Here is an example of a pre-transform overload:

def pre_transform(config):
   field = config['config']['serve']['input_field']

   def _transform(i):
      return np.array(i[field])

   return _transform

The pre-transform function is a factory function. It takes the configuration object as a parameter and returns the actual pre-transform function. The returned transform function is called for each event received on the input stream. If the transform function returns None, then the prediction is skipped. In this example, only one field of the input event is used and converted to a NumPy array.

predict

Here is an example of a predict overload:

def predict(model, config):
   threshold = config['config']['serve']['threshold']

   def _predict(i):
      proba = model.predict_proba(i)
      if proba >= threshold:
         return True
      return False

   return _predict

The predict function is a factory function. It takes the model and configuration objects as parameters and returns the actual predict function. The returned predict function is called for each event received on the input stream.
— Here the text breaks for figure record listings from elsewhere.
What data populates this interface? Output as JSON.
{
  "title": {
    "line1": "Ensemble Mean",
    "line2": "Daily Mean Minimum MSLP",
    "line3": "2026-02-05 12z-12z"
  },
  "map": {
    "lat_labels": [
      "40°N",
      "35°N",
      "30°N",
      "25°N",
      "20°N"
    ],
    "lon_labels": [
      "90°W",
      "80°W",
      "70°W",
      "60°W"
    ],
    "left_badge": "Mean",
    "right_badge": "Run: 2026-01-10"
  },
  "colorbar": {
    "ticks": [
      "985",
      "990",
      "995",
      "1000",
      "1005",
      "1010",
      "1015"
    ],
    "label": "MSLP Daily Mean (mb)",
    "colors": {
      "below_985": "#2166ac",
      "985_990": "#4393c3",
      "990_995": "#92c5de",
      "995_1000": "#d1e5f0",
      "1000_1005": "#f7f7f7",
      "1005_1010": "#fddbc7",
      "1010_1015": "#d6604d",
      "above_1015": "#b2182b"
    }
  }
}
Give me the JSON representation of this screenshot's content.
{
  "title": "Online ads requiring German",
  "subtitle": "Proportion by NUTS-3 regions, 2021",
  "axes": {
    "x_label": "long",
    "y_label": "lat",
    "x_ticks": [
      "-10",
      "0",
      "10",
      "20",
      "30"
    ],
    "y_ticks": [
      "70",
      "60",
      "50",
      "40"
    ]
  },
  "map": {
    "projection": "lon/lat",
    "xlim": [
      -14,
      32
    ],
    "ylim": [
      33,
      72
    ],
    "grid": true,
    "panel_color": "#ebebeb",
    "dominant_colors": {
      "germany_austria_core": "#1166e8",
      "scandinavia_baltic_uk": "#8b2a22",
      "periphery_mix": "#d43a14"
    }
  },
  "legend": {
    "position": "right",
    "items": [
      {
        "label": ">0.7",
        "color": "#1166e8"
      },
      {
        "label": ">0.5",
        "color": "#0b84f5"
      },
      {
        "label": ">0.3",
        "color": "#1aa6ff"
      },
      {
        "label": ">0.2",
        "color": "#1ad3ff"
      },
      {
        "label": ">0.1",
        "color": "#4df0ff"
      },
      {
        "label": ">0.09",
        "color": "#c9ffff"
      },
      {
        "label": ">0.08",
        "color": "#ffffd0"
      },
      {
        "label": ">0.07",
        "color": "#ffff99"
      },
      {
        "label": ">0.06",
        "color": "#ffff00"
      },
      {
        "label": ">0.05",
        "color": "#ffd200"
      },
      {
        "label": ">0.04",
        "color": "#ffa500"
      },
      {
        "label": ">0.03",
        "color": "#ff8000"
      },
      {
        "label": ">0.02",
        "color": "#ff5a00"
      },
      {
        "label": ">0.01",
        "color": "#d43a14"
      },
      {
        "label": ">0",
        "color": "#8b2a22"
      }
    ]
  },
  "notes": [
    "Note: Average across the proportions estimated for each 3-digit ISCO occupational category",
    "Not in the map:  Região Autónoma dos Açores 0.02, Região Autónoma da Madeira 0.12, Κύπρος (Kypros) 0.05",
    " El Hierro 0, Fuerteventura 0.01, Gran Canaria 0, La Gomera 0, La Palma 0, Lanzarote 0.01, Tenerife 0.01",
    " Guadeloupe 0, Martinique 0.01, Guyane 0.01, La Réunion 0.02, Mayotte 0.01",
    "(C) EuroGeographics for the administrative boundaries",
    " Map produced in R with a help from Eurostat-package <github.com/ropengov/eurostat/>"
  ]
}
If the predict function returns None, then the prediction is skipped. In this example, the default behavior of predict is changed with a call of predic_proba. After that, a threshold is used to decide if the binary classification is true or false.

post-transform

Here is an example of a post-transform overload:

def post_transform(config):

   def _transform(i, pred):
      if pred is False:
         return None
      return (i, pred)

   return _transform

The post-transform function is a factory function. It takes the configuration object as a parameter and returns the actual post-transform function. The returned transform function is called for each prediction from the model. If the predict transform returns None, then the prediction is skipped. In this example, the resulting prediction is skipped if the prediction is False. As a consequence, only True predictions are sent on the sink Kafka topic of the service.